Speaker: Professor Chaim Saiman, Villanova University

This article explains why doctrinally sophisticated private law is a more prevalent feature of Anglo legal culture than its American counterpart. The paper opens with a survey of American and Anglo private law that shows Anglo-Commonwealth law to be considerably more confined, conceptual and complex than parallel American law. This affirms the account that legal realism transitioned American private law from a doctrinal discourse, to a discussion centered on pragmatic considerations enmeshed within the State’s regulatory regime. But this is only part of the story. The ensuing sections show that rather than eliminate conceptual thinking, American law has simply repackaged it into public law, statutory interpretation, and civil procedure. Moreover, here tables are reversed: while English law on these matters is flatter and more intuitive, American law has produced an imposing edifices of doctrine that easily rival anything found in English private law.

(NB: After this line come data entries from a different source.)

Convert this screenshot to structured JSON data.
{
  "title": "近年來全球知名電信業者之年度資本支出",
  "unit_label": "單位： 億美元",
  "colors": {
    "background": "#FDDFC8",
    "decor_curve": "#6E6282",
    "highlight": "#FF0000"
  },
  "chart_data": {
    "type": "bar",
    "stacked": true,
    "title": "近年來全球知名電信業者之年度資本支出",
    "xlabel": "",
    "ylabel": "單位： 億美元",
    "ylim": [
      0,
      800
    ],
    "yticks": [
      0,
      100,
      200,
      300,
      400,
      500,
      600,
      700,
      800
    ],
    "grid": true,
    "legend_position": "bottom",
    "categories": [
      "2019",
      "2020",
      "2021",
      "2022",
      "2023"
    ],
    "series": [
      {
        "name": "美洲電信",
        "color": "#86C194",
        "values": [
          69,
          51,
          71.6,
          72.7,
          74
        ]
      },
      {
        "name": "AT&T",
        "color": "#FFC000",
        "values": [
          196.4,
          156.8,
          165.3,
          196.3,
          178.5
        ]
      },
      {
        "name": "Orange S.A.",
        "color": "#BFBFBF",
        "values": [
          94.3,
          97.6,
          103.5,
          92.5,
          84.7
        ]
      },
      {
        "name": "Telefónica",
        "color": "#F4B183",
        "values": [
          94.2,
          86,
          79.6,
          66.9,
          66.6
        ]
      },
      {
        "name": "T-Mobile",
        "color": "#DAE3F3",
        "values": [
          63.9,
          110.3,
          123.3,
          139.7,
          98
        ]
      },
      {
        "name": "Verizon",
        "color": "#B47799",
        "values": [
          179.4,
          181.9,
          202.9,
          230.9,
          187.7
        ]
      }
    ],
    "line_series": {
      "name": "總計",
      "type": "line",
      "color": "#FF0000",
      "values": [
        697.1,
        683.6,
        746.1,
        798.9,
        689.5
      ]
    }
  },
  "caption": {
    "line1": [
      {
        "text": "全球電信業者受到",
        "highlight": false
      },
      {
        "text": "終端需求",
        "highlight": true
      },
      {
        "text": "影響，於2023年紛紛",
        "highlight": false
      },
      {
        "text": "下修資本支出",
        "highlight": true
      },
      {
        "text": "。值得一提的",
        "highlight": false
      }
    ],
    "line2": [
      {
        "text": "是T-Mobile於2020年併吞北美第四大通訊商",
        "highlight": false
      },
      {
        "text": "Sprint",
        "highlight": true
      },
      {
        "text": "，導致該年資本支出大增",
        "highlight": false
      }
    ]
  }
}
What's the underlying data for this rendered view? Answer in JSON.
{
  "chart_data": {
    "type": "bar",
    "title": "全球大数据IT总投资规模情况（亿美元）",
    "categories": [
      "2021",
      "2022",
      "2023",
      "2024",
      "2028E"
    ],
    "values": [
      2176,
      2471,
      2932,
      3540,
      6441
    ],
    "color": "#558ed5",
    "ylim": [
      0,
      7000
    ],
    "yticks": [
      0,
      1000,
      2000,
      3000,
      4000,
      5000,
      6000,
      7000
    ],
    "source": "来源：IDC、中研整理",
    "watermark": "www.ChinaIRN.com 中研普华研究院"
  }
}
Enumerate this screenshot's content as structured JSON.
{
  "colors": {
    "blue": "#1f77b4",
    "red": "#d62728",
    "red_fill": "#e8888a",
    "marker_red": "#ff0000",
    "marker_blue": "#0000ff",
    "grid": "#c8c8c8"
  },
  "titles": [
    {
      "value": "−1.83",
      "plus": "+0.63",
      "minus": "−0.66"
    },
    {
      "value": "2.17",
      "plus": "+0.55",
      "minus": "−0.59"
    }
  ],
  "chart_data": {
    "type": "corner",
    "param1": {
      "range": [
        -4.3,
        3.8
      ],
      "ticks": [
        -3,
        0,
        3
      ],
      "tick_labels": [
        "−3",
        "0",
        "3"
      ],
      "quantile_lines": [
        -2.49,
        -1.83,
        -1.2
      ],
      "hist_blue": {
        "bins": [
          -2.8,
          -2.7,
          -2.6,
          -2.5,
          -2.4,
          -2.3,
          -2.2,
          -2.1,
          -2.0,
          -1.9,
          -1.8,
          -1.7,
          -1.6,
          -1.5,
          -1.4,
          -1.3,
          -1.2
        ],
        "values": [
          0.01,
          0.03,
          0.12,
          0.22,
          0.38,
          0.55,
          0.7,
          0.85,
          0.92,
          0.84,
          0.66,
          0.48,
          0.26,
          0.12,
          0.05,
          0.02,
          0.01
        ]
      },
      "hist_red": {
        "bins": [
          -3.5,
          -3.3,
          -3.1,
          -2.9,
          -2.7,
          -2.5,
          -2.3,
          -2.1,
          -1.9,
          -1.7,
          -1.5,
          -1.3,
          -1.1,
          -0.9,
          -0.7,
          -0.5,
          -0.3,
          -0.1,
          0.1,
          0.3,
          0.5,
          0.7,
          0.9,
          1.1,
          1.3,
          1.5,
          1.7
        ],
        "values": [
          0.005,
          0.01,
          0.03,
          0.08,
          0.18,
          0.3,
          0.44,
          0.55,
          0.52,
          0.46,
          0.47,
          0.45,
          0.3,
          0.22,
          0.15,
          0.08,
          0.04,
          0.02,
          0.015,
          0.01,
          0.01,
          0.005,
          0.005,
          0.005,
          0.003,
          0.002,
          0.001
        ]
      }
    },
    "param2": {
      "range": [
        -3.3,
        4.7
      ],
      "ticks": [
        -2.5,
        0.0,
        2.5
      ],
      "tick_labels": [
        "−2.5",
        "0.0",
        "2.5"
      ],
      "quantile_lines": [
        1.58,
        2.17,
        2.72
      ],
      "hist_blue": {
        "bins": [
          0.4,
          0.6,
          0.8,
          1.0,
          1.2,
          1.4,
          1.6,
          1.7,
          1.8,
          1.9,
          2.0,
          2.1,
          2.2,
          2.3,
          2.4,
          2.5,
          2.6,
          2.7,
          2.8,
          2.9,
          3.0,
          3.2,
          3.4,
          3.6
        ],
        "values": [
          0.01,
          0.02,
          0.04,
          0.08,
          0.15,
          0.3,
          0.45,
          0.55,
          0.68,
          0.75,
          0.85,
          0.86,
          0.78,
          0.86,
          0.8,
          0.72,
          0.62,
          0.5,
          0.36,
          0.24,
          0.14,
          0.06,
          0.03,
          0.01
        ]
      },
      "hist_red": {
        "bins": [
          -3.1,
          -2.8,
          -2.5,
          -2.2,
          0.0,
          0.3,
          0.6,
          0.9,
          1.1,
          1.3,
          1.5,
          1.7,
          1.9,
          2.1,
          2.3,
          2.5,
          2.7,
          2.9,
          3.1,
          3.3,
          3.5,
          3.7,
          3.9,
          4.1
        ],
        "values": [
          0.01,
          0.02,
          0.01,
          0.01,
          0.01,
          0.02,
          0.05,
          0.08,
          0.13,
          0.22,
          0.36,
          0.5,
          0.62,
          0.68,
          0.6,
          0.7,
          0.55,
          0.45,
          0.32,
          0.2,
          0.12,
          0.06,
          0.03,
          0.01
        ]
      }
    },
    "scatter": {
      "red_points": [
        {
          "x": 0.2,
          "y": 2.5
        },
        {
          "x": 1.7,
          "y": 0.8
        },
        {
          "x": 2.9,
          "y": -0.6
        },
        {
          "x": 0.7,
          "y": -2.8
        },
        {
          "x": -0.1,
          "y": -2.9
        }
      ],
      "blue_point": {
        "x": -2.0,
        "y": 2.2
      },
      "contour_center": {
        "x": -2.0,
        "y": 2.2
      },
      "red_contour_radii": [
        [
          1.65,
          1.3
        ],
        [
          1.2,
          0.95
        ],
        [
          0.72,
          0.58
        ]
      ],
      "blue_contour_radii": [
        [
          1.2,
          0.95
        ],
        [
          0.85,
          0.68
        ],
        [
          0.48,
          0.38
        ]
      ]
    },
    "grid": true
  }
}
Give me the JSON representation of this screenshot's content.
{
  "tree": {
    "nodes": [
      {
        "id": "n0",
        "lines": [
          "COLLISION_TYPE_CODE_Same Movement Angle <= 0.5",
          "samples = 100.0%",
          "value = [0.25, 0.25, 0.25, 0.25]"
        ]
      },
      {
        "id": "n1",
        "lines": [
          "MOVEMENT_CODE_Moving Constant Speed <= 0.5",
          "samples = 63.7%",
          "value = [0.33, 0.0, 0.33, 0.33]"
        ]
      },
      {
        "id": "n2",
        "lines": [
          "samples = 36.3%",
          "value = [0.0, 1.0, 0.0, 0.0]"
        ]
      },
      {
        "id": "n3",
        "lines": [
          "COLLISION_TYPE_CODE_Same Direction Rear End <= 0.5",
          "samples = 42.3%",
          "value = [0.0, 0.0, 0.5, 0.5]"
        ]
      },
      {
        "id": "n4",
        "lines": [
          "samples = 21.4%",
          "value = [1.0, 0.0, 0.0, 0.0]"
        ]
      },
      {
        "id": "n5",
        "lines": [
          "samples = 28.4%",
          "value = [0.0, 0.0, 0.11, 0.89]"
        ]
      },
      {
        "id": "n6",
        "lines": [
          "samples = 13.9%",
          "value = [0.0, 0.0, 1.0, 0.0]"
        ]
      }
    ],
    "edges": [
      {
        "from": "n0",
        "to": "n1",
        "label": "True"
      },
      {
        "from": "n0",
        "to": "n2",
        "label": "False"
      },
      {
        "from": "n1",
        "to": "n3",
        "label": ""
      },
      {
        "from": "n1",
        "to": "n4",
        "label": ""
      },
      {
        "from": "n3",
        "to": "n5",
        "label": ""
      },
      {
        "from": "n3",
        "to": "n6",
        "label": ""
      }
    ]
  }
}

The final sections suggest the trends are related. As the realists diminished the coherence of private law, legal legitimacy shifted away from “the law” as an autonomous entity towards the authority grounded in the state. With its justificatory burden diminished, the domain of US private law shrunk. Conversely, with quest for legitimacy moving to the institutions of state, the triad of American public, procedural and legislated law became more, complex, conceptual and contested. English private law is the subject of intricate doctrinal analysis, because private law how important social questions are processed through the legal system. The hollowing out of American private law transitioned difficult social and legal questions to public and procedural law which in turn adopted parallel characteristics. The issue is less about whether law should be formalistic, but which type of formalism the law will embody.

This seminar is open to all LLM, MCL and PhD students, Faculty members and Faculty visitors.